How effective are interventions to support shared decision making for hypertension? A systematic review.

Talk Code: 
4A.1
Presenter: 
Rachel Johnson
Co-authors: 
Rachel Johnson, Helen Cramer, Katrina Turner, Gene Feder
Author institutions: 
University of Bristol

Problem

Hypertension is a common risk factor for cardiovascular events. Control of hypertension is sub-optimal. Shared decision making (SDM) is a process by which healthcare professionals and patients work together to make decisions about healthcare choices. It has been described as an essential component of high quality healthcare. Increasing the involvement of patients in healthcare choices has been proposed as a mechanism for improving hypertension control, based on an assumption that involvement will improve blood pressure control. We aimed to systematically review primary studies evaluating the effect of interventions to support SDM for hypertension, to describe their underlying concept of SDM and the hypothesised link with outcomes.

Approach

A systematic review of controlled studies. Searches were conducted in six databases without language or publication restrictions. References were screened against predefined in/exclusion criteria independently by two reviewers. Disagreements at each stage were resolved by discussion. Data from included studies were extracted by one reviewer and checked by a second. Risk of bias was assessed independently by two reviewers. Meta-analysis was considered appropriate where studies were at low risk of bias and reported similar interventions and outcomes. The underlying conceptualisation of SDM was summarised for each study by one reviewer and checked by another.

Findings

5402 references were identified for title and abstract screening; 66 were retained for full text screening and 8 reports of 6 studies were included in the final review. All studies were based in primary care. Of the 6 included studies, 4 were RCTs (2 cluster RCTs), 2 were controlled studies. The interventions were heterogeneous: 2 included training for general practitioners, 3 included a decision aid, and 1 included a patient leaflet. 2 studies were considered at high risk of bias. Outcomes assessed were also heterogeneous and meta-analysis was not appropriate. We found no high quality evidence of an effect of SDM on clinical outcomes including prescribing of anti-hypertensives and blood pressure.

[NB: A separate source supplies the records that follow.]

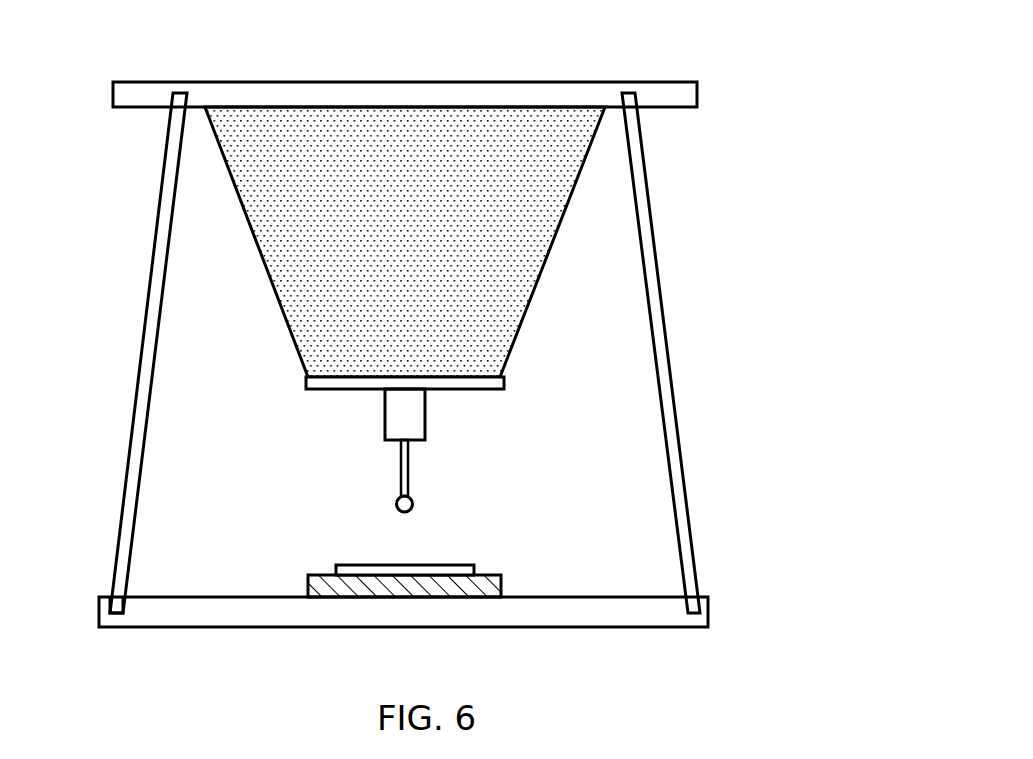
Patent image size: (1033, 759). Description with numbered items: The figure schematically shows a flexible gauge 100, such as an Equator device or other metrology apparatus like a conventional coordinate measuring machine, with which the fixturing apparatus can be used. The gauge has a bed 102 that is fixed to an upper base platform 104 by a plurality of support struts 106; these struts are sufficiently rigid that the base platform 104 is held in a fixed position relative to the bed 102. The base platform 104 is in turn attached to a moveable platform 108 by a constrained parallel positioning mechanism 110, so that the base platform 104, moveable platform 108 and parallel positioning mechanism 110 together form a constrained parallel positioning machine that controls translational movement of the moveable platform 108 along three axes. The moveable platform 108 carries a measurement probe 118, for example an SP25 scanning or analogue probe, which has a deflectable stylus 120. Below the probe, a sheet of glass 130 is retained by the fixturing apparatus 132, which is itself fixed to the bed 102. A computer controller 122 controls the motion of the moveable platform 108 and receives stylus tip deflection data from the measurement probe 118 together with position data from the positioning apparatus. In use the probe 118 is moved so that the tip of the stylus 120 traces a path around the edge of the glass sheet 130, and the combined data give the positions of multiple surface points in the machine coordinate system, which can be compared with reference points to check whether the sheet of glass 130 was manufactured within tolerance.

The flexible gauge 100 is at (784, 49).
The bed 102 is at (703, 602).
The base platform 104 is at (690, 96).
The support struts 106 is at (140, 372).
The moveable platform 108 is at (498, 383).
The constrained parallel positioning mechanism 110 is at (549, 251).
The measurement probe 118 is at (415, 417).
The deflectable stylus 120 is at (409, 480).
The computer controller 122 is at (107, 608).
The sheet of glass 130 is at (465, 571).
The fixturing apparatus 132 is at (502, 590).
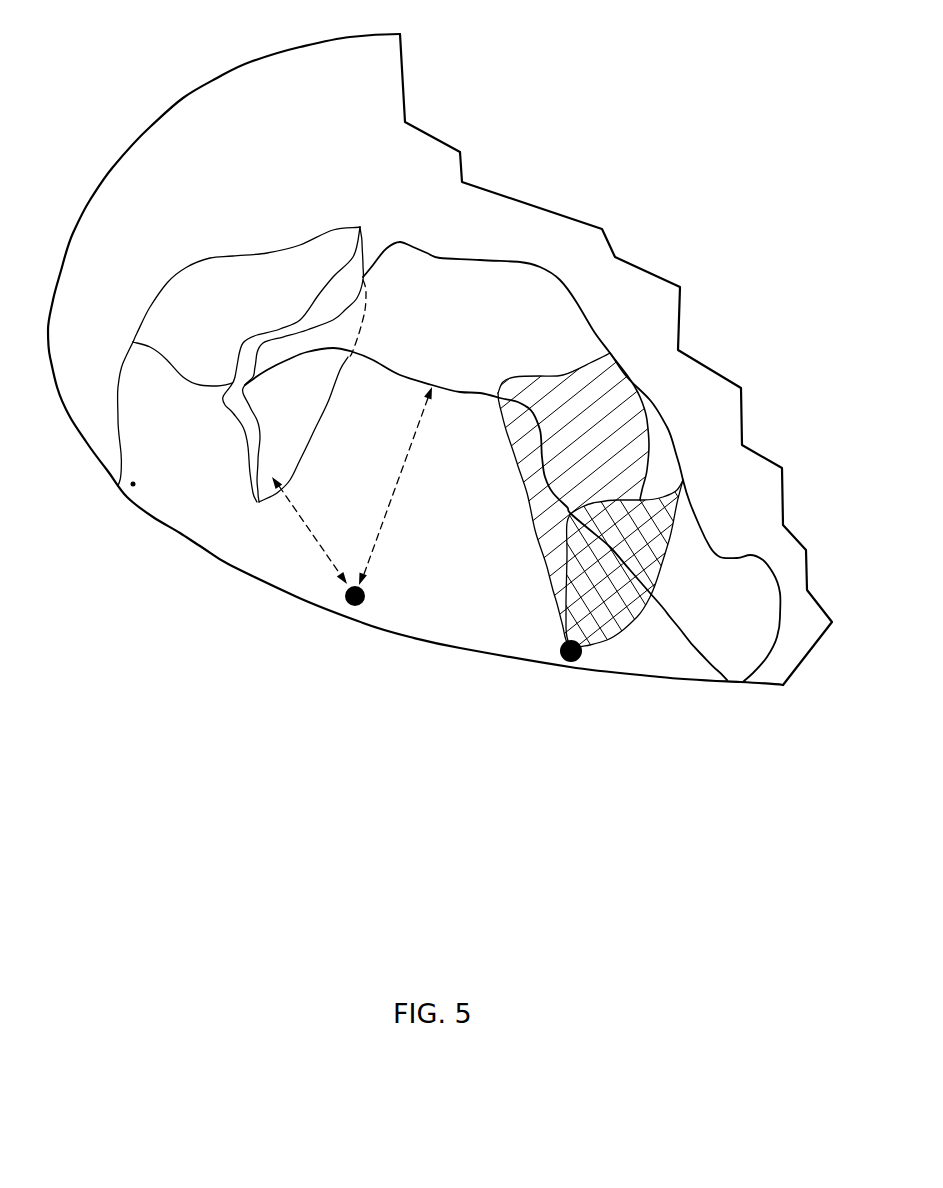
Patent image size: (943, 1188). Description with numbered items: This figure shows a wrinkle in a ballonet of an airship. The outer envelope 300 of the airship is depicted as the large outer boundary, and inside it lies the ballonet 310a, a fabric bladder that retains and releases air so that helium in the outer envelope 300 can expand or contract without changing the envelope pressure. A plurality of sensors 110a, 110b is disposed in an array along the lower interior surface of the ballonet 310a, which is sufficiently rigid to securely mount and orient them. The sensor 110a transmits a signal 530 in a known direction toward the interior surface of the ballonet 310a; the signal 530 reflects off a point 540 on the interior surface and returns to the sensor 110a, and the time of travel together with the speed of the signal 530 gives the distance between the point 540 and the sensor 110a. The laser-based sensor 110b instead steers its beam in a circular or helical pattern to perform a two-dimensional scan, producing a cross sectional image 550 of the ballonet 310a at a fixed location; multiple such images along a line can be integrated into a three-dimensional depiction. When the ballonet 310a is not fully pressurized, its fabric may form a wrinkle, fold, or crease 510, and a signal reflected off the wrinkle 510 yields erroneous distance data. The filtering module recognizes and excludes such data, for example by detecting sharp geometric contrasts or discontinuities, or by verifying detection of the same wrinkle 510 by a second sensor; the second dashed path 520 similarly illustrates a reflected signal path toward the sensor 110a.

The outer envelope 300 is at (218, 64).
The ballonet 310a is at (133, 484).
The wrinkle, fold, or crease 510 is at (240, 503).
The first trajectory 520 is at (285, 526).
The signal 530 is at (388, 542).
The point on the interior surface 540 is at (448, 371).
The cross sectional image 550 is at (616, 606).
The sensor 110a is at (347, 620).
The laser-based sensor 110b is at (566, 675).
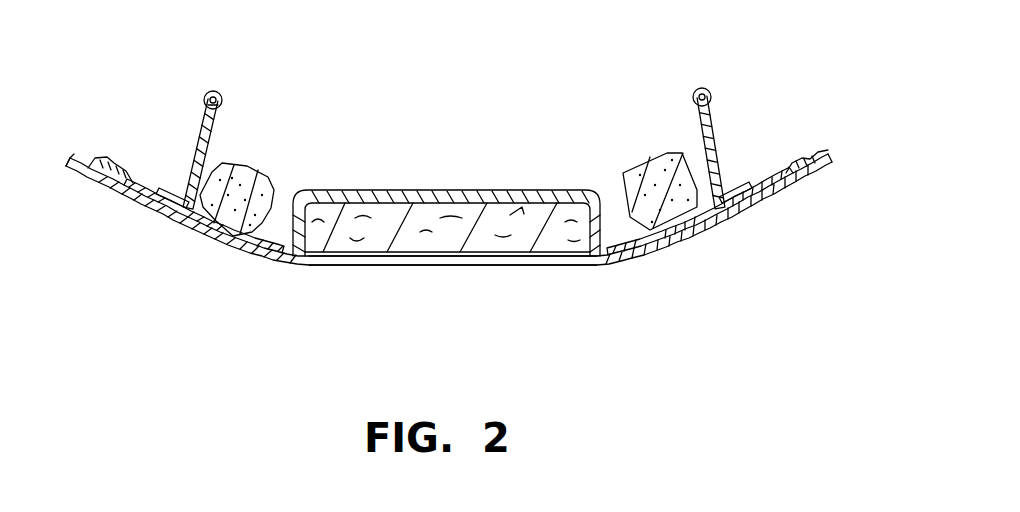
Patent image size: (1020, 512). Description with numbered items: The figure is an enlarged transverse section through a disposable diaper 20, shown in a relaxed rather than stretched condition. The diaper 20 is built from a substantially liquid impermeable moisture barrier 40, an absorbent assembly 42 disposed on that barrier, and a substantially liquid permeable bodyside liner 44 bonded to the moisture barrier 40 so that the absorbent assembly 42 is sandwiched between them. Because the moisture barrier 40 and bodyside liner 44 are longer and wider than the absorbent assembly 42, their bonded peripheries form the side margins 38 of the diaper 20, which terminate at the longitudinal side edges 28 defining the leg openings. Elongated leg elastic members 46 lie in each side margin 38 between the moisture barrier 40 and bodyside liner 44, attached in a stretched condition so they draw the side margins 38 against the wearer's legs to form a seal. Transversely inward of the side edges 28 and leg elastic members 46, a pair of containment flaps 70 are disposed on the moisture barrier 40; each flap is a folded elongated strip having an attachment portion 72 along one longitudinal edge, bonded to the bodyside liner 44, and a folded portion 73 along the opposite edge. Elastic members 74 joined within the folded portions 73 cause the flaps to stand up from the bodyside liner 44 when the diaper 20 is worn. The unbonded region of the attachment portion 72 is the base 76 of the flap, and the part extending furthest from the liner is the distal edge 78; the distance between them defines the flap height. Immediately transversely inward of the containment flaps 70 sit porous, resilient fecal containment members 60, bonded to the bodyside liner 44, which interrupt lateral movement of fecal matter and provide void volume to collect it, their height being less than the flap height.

The effect of the intervention on shared decision making was reported in 3 of the 6 studies; the interventions had inconsistent effects on shared decision making. A descriptive report of the conceptualisation of SDM and its link with outcomes will be presented.

Consequences

There is little high quality evidence to inform use of interventions to support SDM for hypertension. The hypothesis that shared decision making results in improved hypertension outcomes is not supported by our review. There is a lack of conceptual clarity underpinning evaluated interventions, reflected in the heterogeneous outcome measures chosen to report the effect of interventions. Moreover, the assumption that SDM should be a tool for improving hypertension treatment concordance, rather than an end in itself, is problematic.

Submitted by: 
Rachel Johnson
Funding acknowledgement: 
Rachel Johnson is funded by an NIHR doctoral fellowship.